Many cryptocurrencies community have voiced concerns about government regulation of cryptocurrencies. Governments might conceivably make it illegal to hold cryptocurrencies or take part in their networks, even though money is becoming more and more challenging—if not almost impossible—to put a halt to something like Bitcoin as its decentralized network expands.

This fear has been increasingly alleviated as large organizations such as PayPal have begun to permit the ownership of cryptocurrencies and the usage of cryptocurrencies on their platform.

How Many Blockchains Are There?

The number of active blockchains grows exponentially every day. In addition to the more than 10,000 active cryptocurrencies based on blockchain, there will be several hundred additional non-cryptocurrency blockchains by 2022.

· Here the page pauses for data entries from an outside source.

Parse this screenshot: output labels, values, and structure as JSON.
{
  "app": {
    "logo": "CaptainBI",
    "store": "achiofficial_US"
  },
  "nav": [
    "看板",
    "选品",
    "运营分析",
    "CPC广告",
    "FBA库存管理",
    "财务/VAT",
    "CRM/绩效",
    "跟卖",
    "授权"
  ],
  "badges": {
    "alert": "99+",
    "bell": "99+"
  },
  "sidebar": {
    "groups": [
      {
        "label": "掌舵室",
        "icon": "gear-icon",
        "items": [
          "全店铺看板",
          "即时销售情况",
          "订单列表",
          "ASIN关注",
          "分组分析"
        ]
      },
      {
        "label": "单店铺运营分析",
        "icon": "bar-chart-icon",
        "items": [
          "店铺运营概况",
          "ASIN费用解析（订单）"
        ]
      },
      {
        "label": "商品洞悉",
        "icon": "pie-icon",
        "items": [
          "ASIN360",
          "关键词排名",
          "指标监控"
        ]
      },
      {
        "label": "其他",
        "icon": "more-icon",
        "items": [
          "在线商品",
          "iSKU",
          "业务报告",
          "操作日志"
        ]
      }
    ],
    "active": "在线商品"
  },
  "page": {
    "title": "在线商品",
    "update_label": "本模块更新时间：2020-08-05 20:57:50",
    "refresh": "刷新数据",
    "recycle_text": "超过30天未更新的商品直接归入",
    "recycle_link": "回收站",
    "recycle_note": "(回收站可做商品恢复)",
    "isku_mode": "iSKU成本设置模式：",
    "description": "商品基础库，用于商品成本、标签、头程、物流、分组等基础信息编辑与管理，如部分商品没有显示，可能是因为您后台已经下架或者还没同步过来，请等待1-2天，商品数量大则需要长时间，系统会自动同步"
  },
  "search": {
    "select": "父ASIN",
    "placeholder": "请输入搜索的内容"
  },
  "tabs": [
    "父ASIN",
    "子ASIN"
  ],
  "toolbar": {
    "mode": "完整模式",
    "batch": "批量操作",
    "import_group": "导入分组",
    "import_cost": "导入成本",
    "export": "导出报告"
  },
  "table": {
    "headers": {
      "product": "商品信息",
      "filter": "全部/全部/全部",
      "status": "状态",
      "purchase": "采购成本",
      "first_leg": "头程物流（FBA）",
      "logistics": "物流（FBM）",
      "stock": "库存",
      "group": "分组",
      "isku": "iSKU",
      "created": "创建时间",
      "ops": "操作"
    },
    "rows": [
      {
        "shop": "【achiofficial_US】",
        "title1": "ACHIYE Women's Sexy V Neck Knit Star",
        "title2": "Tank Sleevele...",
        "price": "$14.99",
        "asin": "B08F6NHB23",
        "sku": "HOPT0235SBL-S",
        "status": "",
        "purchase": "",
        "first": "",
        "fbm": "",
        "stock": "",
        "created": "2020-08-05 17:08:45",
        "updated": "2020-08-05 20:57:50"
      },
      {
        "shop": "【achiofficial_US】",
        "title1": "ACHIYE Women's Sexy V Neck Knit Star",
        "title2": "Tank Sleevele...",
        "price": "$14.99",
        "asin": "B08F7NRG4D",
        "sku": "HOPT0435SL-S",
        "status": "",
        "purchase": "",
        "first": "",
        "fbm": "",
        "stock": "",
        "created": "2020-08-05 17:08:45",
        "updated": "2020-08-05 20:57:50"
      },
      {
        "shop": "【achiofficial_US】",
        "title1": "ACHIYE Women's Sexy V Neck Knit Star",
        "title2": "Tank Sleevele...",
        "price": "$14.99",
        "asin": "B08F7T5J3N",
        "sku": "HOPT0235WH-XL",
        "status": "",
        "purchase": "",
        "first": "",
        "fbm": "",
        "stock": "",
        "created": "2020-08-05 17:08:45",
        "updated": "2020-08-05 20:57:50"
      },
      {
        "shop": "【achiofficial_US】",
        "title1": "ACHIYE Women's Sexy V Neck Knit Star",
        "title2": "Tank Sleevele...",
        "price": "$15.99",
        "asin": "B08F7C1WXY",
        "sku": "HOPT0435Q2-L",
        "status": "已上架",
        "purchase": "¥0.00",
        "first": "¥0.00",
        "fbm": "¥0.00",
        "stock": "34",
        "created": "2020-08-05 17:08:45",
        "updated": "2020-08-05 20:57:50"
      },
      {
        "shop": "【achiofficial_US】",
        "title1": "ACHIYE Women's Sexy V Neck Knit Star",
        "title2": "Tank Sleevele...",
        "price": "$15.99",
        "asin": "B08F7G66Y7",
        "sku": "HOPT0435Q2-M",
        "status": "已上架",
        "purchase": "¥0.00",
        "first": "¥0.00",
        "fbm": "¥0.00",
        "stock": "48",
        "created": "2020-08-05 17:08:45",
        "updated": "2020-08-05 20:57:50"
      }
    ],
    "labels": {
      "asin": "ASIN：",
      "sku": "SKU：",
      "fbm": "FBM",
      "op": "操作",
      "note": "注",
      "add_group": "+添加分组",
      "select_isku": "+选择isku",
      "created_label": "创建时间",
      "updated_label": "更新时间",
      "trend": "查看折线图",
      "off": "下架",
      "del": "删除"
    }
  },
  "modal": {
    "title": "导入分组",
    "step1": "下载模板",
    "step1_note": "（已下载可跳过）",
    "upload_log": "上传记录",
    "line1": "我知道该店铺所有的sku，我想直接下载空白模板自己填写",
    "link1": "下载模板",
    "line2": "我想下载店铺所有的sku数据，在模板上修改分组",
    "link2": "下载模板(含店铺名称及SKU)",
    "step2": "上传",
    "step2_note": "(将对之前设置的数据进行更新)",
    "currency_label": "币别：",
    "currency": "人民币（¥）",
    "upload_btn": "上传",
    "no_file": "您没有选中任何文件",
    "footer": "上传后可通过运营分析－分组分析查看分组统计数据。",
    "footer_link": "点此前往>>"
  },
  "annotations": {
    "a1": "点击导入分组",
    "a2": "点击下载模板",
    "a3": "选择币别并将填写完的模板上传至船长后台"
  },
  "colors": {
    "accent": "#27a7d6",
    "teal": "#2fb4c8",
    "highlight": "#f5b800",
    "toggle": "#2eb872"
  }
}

What Sets a Private Blockchain Apart from a Public Blockchain?

A public blockchain, called an open or permissionless blockchain, allows anybody to join the network and set up a node without restriction. Because of how open they are, these blockchains need to be safeguarded using encryption and a consensus mechanism like proof of work (PoW).

On the other hand, a private or permissioned blockchain needs each node to be vetted before joining. The layers of security do not need to be as thick since nodes are presumed trustworthy.

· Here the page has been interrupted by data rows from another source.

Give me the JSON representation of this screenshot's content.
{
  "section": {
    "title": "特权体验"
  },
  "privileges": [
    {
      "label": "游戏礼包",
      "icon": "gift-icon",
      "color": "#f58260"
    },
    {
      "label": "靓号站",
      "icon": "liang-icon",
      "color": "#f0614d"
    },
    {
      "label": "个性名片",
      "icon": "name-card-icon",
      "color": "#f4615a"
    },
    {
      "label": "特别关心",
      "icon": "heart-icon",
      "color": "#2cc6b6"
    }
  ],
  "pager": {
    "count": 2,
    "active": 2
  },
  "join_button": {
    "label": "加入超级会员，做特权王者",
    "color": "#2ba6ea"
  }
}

What Is a Blockchain Platform

On top of an already existing blockchain infrastructure, users and developers may build new applications using a blockchain platform. Ethereum is one instance, which contains a built-in coin called ether (ETH). However, the Ethereum blockchain also enables the development of programmable tokens for initial coin offers (ICOs), smart contracts, and non-fungible tokens (NFTs). They are constructed around the Ethereum network’s architecture and are protected by nodes.

Users and developers may create new apps utilizing a blockchain platform on top of an existing blockchain infrastructure. One example is Ethereum, which has a built-in currency called ether (ETH). However, the Ethereum blockchain also facilitates the creation of non-fungible tokens, smart contracts, and programmable tokens for initial coin offerings (ICOs) (NFTs). They are all built using the Ethereum network’s design and are all node-protected.

Who Invented Blockchain?

Stuart Haber and W. Scott Stornetta, two mathematicians interested in implementing a system where document timestamps could not be altered, initially proposed the concept of blockchain technology in 1991. Cypherpunk Nick Szabo advocated utilizing a blockchain to protect the bit gold digital payment system in the late 1990s (which was never implemented).

The Bottom Line

Blockchain is finally establishing itself, in no little part because to bitcoin and cryptocurrencies, with several real-world uses for the technology now being deployed and researched. Blockchain, a phrase on everyone’s lips as an investor in the country, promises to reduce middlemen while increasing accuracy, efficiency, security, and cost-effectiveness in commercial and government activities.

It’s no longer a matter of whether legacy organizations will adopt blockchain technology—a question of when—as we get ready to enter the third decade of the technology. NFTs are becoming more and more prevalent nowadays, and assets are being tokenized. Blockchain will see significant expansion during the next decades.